There is an incestuous connection between China’s politics and economy, which does not bode well for the country in the medium and long term.
It is true that China’s economic growth is a positive point.
However, it is misdirected and unbalanced, favoring industry over agriculture.
As Lester Brown recently wrote in the Washington Post: “As old deserts [in China] grow, as new ones form and as more and more irrigation wells go dry, Beijing is losing a long battle to feed its growing population on its own.”
“Enter the United States — by far the world’s largest grain exporter.
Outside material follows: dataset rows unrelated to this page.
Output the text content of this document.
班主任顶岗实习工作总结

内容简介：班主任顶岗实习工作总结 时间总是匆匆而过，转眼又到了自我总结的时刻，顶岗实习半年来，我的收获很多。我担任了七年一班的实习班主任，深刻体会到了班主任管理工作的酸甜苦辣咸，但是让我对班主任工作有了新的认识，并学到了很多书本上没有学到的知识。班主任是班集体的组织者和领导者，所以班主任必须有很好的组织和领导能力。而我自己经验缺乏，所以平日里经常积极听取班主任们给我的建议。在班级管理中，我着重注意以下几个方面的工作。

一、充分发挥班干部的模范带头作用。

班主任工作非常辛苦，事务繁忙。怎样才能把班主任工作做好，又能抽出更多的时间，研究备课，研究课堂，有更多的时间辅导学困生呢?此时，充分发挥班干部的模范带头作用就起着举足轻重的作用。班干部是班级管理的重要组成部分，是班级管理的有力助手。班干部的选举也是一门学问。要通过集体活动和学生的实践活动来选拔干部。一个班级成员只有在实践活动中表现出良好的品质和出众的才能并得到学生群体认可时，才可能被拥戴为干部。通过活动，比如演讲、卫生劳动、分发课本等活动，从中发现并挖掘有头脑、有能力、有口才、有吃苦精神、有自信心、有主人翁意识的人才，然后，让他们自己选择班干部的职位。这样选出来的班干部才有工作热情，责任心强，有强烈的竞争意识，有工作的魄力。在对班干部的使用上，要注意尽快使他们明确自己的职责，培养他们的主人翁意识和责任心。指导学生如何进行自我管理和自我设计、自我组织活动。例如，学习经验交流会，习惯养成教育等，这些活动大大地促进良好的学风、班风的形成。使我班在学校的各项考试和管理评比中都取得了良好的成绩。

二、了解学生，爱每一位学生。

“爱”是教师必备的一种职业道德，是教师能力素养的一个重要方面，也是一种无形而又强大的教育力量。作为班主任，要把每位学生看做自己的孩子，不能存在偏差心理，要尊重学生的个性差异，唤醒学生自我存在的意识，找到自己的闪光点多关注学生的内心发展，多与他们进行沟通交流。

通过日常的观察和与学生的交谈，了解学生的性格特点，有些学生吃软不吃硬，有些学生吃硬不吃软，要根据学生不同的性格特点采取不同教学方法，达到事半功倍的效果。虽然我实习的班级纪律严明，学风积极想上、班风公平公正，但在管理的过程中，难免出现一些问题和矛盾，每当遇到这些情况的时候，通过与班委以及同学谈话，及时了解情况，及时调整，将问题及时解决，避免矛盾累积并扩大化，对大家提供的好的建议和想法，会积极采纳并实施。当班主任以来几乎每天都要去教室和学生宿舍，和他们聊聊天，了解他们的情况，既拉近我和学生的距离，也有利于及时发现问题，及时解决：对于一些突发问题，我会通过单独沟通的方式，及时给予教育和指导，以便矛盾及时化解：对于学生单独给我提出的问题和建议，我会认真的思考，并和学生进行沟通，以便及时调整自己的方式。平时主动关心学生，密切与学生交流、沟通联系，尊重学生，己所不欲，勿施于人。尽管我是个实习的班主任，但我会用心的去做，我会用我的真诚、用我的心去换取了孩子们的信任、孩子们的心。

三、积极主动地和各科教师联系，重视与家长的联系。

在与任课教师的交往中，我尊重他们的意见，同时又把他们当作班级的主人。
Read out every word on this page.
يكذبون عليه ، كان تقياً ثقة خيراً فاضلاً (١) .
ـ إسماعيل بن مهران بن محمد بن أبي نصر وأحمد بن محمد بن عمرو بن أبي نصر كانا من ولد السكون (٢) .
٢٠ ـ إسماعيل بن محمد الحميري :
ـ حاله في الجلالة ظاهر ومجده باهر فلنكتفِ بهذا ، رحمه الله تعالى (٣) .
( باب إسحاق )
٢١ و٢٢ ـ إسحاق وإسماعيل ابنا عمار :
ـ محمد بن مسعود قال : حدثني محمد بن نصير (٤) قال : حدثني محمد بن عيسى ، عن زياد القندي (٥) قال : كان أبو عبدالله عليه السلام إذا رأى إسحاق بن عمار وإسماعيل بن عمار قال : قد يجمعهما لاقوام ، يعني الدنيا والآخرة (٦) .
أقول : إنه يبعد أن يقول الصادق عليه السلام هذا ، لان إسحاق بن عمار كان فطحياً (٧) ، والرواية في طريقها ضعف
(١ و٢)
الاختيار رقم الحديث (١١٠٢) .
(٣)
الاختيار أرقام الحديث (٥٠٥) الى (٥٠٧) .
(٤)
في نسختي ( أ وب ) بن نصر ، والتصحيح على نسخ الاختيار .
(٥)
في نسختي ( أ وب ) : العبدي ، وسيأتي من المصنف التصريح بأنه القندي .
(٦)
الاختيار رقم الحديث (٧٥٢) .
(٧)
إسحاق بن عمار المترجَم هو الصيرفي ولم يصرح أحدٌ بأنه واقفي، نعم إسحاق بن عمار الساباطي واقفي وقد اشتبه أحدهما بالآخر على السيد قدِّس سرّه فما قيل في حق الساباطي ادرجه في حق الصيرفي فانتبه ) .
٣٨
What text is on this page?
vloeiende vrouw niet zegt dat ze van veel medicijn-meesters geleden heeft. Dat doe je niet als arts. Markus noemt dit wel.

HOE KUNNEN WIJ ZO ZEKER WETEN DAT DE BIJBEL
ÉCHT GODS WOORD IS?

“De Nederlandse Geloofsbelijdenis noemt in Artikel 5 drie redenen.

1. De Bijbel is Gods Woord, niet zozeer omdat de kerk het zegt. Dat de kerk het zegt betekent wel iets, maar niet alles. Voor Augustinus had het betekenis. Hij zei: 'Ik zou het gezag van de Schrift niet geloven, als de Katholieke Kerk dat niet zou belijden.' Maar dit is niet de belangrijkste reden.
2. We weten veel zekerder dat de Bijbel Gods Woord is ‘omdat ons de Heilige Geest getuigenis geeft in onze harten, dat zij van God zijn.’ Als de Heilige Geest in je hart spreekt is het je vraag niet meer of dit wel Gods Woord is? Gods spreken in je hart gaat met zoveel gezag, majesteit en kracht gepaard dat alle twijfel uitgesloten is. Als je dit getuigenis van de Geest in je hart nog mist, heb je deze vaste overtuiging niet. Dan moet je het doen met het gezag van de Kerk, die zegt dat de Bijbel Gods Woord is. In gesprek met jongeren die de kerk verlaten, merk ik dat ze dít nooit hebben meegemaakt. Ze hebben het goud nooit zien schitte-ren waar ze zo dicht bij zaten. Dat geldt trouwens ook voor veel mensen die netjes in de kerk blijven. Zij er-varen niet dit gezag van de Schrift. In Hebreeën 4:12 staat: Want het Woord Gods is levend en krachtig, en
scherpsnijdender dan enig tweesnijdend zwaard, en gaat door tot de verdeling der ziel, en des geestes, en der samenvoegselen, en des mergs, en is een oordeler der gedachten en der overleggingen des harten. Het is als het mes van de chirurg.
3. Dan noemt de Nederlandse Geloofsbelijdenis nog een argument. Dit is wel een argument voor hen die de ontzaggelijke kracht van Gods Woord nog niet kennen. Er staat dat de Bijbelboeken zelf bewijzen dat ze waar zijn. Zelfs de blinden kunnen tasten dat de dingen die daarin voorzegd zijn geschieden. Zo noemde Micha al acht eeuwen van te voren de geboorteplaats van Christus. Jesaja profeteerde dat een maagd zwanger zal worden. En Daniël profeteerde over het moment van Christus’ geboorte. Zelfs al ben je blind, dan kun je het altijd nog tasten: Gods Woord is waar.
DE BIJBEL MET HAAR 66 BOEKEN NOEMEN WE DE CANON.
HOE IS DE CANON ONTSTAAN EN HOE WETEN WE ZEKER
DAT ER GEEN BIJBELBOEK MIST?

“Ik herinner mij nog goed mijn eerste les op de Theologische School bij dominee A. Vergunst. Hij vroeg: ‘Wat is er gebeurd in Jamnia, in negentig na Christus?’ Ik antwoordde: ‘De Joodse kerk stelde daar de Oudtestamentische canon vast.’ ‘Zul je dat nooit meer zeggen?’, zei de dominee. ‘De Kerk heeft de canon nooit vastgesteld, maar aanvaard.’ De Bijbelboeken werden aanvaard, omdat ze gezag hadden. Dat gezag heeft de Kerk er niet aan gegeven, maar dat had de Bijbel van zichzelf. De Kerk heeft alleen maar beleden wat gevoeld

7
It exports about 90 million tonnes of grain annually, although China requires 80 million tonnes of grain each year to meet just one-fifth of its needs,” he added.
The point to make is that China’s economic growth has its limits, creating sectoral imbalances within manufacturing, as well as between manufacturing and agriculture, a widening rural-urban divide, inflationary pressures, real estate bubbles, improper allocation of resources, top heavy control of the economy, lack of coordination, environmental damage (some of its major rivers are polluted), etc.
On top of it all, the rampant corruption in the country is further skewing an already difficult situation.
No wonder, China’s oligarchs are afraid that the Middle East contagion of popular unrest might catch on and reach China too.
Since China’s dictatorship has no other way of dealing with its critics and people but to use a sledgehammer, even this approach is unlikely to work over a period of time, as all the dictators in the Middle East are finding out to their cost.
Sushil Seth is a writer based in Australia.